Jakarta, Portonews.com – Wacana penempatan Polri di bawah Kementerian Dalam Negeri (Kemendagri) atau TNI mendapat penolakan keras dari sejumlah pihak, termasuk anggota Komisi III DPR RI dari Fraksi PKS, Aboe Bakar Alhabsy, dan Guru Besar Ilmu Hukum Universitas Airlangga Surabaya, Prof. Dr. Suparto Wijoyo.
Aboe Bakar, yang akrab disapa Habib Aboe, menegaskan bahwa langkah tersebut akan merugikan Polri dan bertentangan dengan semangat reformasi yang telah diperjuangkan. “Polri adalah institusi negara, bukan alat pemerintah tertentu. Reformasi Polri harus terus diperkuat, bukan diputarbalikkan ke masa lalu,” ujarnya seperti dilansir dari laman resmi PKS.
Aboe Bakar juga mengingatkan bahwa Polri harus tetap mandiri dan profesional, sebagaimana yang diatur sejak Polri dipisahkan dari Angkatan Bersenjata Republik Indonesia (ABRI) pada tahun 2000 dan Kemendagri pada tahun 1946.
“Kita sudah pernah di bawah Kemendagri, dan juga pernah berada di bawah TNI. Tak perlu mengulang masa lalu yang kurang baik,” tambahnya.

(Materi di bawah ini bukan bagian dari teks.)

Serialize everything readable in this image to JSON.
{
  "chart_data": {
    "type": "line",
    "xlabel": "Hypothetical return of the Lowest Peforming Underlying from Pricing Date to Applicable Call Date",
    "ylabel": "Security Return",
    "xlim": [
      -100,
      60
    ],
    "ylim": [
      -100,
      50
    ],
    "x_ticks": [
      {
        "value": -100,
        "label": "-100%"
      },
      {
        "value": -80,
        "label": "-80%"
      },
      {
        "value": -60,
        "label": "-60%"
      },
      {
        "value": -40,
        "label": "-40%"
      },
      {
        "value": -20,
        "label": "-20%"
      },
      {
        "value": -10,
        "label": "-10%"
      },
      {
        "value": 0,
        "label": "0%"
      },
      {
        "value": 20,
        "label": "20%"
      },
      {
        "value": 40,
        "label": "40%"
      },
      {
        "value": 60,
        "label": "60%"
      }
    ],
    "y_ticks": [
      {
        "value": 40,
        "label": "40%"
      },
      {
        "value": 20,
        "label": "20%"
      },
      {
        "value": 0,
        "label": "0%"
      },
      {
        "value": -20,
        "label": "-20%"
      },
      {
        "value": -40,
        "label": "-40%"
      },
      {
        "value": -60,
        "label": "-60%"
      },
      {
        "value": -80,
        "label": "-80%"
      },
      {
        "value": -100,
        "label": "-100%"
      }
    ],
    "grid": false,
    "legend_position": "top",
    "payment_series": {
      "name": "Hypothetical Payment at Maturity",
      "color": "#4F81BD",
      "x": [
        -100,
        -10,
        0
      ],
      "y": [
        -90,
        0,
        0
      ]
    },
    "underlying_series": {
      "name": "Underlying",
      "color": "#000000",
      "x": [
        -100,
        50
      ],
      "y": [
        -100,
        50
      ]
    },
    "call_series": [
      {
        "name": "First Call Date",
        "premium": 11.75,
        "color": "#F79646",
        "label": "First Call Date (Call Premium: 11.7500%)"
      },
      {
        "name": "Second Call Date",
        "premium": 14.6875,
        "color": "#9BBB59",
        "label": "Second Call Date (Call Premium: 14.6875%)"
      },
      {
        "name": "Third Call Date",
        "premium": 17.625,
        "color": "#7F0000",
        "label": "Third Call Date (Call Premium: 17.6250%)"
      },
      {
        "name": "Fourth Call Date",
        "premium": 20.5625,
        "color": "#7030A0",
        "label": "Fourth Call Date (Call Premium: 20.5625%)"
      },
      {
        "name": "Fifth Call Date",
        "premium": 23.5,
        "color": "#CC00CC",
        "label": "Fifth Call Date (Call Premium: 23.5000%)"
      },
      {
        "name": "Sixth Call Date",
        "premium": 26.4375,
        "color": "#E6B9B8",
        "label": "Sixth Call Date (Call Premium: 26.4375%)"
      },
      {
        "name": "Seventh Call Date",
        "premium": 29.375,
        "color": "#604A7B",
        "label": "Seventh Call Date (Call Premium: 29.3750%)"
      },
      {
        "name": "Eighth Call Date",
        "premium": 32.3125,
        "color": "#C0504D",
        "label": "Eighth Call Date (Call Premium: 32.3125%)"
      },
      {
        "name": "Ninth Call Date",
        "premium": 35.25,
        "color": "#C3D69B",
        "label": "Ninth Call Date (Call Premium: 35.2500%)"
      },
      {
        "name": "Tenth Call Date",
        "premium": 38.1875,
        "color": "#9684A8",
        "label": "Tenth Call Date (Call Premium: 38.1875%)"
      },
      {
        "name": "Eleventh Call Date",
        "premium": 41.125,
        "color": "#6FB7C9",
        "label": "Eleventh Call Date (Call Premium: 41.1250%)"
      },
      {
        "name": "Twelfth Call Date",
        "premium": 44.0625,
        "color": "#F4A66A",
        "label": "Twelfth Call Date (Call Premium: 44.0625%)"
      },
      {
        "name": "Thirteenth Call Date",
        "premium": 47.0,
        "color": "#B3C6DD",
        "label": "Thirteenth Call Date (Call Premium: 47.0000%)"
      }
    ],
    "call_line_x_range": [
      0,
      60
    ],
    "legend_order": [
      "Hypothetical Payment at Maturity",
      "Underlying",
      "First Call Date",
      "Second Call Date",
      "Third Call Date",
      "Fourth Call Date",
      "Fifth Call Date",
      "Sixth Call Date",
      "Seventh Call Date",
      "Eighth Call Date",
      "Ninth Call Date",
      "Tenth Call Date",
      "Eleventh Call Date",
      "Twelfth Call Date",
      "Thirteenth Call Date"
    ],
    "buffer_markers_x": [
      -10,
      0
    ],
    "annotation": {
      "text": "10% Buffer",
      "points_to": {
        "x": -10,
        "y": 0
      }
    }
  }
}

Pernyataan serupa disampaikan oleh Prof. Suparto Wijoyo, yang menilai wacana tersebut bertentangan dengan prinsip dasar yang tercantum dalam UUD 1945. Menurutnya, penempatan Polri di bawah Kemendagri atau TNI melenceng dari Pasal 30 UUD 1945, yang dengan jelas menyebutkan bahwa Polri berada di bawah Presiden dan bertanggung jawab langsung kepada Presiden. “Polri sebagai lembaga negara yang independen memiliki tugas menjaga ketertiban, keamanan, penegakan hukum, dan perlindungan terhadap masyarakat tanpa campur tangan langsung dari pemerintah atau kementerian lain,” ujar Suparto di Surabaya, seperti dilansir Antara (1/12).
Suparto juga menambahkan kekhawatiran akan munculnya intervensi politik jika Polri kembali berada di bawah kementerian. “Keputusan-keputusan yang diambil bisa dipengaruhi oleh kepentingan politik atau kebijakan kementerian tertentu, yang mengganggu obyektivitas dan profesionalisme Polri sebagai lembaga penegakan hukum,” katanya. Hal ini, menurutnya, akan merusak prinsip pemisahan kekuasaan dalam negara demokrasi yang bertujuan untuk mencegah penyalahgunaan kekuasaan.